Она не хотела там оставаться: скорее назад, в город. Хотелось затеряться в этом городе арийцев среди арийцев. Хотелось в кино. Хотелось новое платье. И в первую очередь ей хотелось выспаться в мягкой постели, на белых перинах, в объятиях того, кто знает с уверенностью, данной человеку, что его завтра не повесят.

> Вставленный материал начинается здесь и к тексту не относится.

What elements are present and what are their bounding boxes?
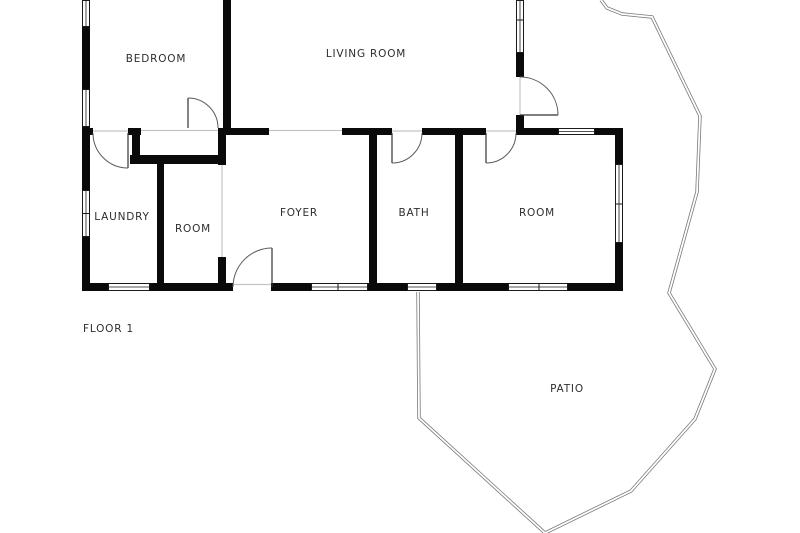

– Но я не могла никого найти. В квартире дяди Огренштейна уже расположился какой-то слесарь: эту квартиру он занял во время революции. На рукаве у него была повязка рабочей гвардии, и он рассказывал, что в квартире забаррикадировались скопчаки, [16] он их выгнал, угрожая автоматом. Врал, конечно. Комнаты остались такими же, как в старые времена, как при дяде Огренштейне, даже зеленый сервиз в буфете с резными звериными головами. Этот гвардеец-грабитель дал мне две сотни. Я сказала ему, что все имущество дяди Огреиштейна будет принадлежать мне, если дядя не вернется, поскольку детей у него нет и он единственный брат моей матери, а брата моего до смерти забили немцы. Этот революционный герой сообщил мне, что все требует тщательной проверки, чтобы в новом, свободном государстве не возникали беспорядки с самого начала, и добавил еще, что он тоже имеет право на льготы, потому что сражался на баррикадах, а эта квартира и имущество в ней считались немецкими. Во время революции, мол, здесь жили немцы, так что он все это заслужил по праву, за то, что рисковал головой. Мне же хотелось плакать. Если бы мне тогда было, по крайней мере, двадцать и была б я такой смелой, как сейчас… Но тогда мне еще семнадцати не было, и хотелось плакать, и про себя я сказала: чтоб ты подавился, гой, этими шторами и персидским ковром, а из зеленого сервиза сделай себе гуляш; чтоб ты утопился в ванной и вытек в канализацию. Повернулась и ушла.
16
Скопчак – немецкий гражданин северочешского пограничья; немец вообще.